We now have terms such as data lakes, and if you have a very fast data speedboat, you can have a data lakehouse. We aren’t there yet, but one can imagine a data ocean is next in the lexicon of data hype.
It has been estimated that we produce around 329 million terabytes of data a day. So about enough hard disk drives to go to the moon and back several times if those hard drives were all stacked up. Surprisingly little of this data is created by humans, no matter how many times we like something on Instagram or TikTok. Much of it is by machines talking to machines.
We even toss around the phrase that data is the new oil. It isn’t. Not just because oil is polluting, but because oil is finite.
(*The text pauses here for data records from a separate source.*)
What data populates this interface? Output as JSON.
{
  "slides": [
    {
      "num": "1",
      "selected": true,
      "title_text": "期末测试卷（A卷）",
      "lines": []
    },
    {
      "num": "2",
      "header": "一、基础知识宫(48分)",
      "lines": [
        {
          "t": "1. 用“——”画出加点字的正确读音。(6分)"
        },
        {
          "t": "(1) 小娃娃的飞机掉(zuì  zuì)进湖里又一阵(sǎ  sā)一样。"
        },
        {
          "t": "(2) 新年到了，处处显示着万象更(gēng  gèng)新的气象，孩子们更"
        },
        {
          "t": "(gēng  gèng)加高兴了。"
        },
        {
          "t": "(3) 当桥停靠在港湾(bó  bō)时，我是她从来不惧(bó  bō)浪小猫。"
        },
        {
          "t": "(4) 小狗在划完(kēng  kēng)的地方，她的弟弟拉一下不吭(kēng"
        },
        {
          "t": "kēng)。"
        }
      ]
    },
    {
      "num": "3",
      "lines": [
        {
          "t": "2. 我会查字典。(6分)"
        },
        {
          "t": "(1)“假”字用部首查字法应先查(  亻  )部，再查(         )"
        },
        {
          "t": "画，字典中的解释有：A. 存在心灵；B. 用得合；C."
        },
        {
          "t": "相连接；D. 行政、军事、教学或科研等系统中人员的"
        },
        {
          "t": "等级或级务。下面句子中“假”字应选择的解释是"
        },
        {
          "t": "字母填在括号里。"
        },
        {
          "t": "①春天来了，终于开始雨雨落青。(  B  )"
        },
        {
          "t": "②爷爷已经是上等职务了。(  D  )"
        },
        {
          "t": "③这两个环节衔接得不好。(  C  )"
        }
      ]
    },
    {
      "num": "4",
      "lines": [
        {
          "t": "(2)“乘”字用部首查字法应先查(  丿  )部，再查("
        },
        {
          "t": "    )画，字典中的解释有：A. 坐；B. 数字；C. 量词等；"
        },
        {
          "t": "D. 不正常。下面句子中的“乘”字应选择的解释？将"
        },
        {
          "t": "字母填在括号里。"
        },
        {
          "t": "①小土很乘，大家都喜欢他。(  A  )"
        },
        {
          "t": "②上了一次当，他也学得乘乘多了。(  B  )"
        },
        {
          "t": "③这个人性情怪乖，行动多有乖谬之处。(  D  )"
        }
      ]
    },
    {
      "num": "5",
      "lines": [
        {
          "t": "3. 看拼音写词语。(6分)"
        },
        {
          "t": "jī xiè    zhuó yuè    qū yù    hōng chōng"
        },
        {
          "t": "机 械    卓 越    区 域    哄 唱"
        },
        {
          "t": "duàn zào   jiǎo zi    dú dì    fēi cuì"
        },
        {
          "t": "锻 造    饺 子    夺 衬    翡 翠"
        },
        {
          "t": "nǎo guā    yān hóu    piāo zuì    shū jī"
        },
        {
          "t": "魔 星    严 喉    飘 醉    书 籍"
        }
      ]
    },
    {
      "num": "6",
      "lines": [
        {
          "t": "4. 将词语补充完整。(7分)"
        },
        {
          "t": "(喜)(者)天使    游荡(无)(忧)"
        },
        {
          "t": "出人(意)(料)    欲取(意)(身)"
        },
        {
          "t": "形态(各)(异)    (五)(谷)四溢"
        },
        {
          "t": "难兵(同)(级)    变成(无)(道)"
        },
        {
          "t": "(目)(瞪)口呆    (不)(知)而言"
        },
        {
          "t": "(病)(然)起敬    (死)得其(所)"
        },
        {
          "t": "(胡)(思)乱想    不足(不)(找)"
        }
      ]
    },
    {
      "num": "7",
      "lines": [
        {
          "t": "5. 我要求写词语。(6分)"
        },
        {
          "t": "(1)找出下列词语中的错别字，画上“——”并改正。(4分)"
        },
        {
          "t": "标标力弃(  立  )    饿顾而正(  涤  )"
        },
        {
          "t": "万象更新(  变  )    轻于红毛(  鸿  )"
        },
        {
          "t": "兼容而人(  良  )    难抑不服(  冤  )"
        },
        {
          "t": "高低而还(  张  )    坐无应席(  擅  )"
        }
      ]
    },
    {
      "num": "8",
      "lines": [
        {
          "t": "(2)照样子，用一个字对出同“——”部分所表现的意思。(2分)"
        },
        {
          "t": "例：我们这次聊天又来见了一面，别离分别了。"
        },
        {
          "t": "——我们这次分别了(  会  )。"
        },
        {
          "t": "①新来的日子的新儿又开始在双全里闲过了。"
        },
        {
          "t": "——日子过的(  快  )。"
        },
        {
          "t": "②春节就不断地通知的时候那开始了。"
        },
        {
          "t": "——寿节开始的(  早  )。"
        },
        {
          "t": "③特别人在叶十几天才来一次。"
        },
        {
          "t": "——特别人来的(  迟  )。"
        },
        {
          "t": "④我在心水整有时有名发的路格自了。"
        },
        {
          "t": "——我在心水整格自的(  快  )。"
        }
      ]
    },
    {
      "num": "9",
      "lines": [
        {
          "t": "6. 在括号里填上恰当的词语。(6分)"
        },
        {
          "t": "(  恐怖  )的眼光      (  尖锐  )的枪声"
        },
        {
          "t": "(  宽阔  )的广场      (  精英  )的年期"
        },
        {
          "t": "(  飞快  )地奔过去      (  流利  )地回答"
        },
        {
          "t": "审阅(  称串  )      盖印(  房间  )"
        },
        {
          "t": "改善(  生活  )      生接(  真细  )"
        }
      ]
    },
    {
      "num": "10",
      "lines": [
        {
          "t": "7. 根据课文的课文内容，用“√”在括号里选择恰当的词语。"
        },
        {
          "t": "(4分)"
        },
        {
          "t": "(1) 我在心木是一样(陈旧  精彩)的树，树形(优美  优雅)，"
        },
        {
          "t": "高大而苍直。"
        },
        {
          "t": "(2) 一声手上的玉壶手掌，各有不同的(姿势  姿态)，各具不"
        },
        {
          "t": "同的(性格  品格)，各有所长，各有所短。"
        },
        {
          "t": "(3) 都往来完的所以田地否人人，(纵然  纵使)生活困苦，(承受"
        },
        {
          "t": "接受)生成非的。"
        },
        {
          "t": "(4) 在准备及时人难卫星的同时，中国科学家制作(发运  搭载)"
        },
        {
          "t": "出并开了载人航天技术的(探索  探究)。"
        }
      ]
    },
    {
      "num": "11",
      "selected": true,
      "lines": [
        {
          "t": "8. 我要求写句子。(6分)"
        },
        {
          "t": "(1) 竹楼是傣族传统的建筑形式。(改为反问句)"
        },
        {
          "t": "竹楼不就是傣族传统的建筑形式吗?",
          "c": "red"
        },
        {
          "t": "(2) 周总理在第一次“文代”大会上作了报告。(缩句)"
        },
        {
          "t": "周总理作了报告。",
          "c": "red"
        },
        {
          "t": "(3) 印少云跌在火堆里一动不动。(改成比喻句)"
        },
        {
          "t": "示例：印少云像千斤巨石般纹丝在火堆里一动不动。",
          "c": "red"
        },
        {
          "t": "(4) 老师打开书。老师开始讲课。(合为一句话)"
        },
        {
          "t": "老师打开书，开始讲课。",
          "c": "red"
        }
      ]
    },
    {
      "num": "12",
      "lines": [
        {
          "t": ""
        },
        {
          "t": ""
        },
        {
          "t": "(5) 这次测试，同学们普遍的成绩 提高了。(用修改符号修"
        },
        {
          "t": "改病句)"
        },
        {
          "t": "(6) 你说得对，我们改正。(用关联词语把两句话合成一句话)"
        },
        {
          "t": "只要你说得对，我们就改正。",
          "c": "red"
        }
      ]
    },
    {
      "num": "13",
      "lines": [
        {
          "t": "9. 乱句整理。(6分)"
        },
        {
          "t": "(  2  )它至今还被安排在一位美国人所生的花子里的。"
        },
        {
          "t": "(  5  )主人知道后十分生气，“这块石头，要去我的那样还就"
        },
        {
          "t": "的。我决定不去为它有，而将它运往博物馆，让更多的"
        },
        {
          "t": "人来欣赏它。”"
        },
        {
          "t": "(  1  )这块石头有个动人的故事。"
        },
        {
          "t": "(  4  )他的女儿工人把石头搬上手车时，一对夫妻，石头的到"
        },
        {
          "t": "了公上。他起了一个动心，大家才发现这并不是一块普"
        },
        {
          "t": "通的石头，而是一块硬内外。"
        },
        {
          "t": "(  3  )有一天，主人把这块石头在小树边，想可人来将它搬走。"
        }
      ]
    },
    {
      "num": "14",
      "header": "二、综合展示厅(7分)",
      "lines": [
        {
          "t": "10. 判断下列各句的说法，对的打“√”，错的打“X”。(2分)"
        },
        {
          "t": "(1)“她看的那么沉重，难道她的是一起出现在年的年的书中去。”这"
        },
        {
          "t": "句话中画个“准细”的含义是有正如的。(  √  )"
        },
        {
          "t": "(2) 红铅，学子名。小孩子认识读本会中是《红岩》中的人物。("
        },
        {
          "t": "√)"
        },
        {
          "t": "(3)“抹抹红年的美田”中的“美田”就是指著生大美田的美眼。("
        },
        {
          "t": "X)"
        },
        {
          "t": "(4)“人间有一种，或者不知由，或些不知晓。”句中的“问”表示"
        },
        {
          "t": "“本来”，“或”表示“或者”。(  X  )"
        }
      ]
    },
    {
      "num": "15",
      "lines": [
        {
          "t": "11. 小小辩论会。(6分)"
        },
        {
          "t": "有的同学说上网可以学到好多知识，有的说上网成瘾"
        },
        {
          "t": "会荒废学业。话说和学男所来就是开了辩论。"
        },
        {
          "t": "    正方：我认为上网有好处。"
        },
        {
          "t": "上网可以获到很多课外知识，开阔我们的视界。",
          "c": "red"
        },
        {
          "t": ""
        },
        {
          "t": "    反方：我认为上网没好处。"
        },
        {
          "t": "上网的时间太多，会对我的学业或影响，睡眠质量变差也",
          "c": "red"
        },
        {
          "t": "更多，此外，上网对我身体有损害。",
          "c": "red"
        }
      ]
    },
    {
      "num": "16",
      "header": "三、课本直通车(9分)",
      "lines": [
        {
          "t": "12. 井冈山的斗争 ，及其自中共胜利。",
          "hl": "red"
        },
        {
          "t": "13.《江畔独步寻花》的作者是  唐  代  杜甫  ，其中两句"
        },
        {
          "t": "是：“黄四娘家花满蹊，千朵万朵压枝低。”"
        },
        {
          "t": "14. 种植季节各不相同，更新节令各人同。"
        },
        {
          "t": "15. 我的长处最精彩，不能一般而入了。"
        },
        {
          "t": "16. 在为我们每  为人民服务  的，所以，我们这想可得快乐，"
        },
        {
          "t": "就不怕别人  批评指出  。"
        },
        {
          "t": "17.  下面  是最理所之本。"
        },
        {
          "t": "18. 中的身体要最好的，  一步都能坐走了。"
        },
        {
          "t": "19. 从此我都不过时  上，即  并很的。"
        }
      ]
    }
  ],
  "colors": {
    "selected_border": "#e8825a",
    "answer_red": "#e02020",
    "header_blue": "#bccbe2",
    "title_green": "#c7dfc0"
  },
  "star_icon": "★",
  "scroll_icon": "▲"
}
Data is not.
Data too, is raw. Data only becomes information when we do something with it. Like creating infographics or spreadsheets. Even books. Increasingly, data is being seen as something monetizable. This is called Infonomics as brilliantly envisioned by Douglas Laney who literally wrote the book on it. Of which, one of my copies is dogeared and the other is pristine and signed by Doug. Valuing data could add significant value to companies and be of use in other economic applications in the future. It is an important concept.
Data becomes information when we do something with it, then information becomes knowledge. The more data we get, the more information we can create and ideally, more knowledge. As a species, we thirst for knowledge, perhaps more than anything else. Food and water may nourish our bodies, but data, when it becomes knowledge, nourishes our minds. When we share it, when we use it to tell stories and come together, we evolve as a species. We innovate.
If culture is the operating system of humanity, then data is the raw means that results in the stories we tell through culture. Arguably though, we are at a point when we may well have more data than we can really make sense of. This is where Artificial Intelligence may be a solution. Once it stops hallucinating. Then perhaps, we may truly grasp data and really make it work for our benefit in ways that benefit humanity.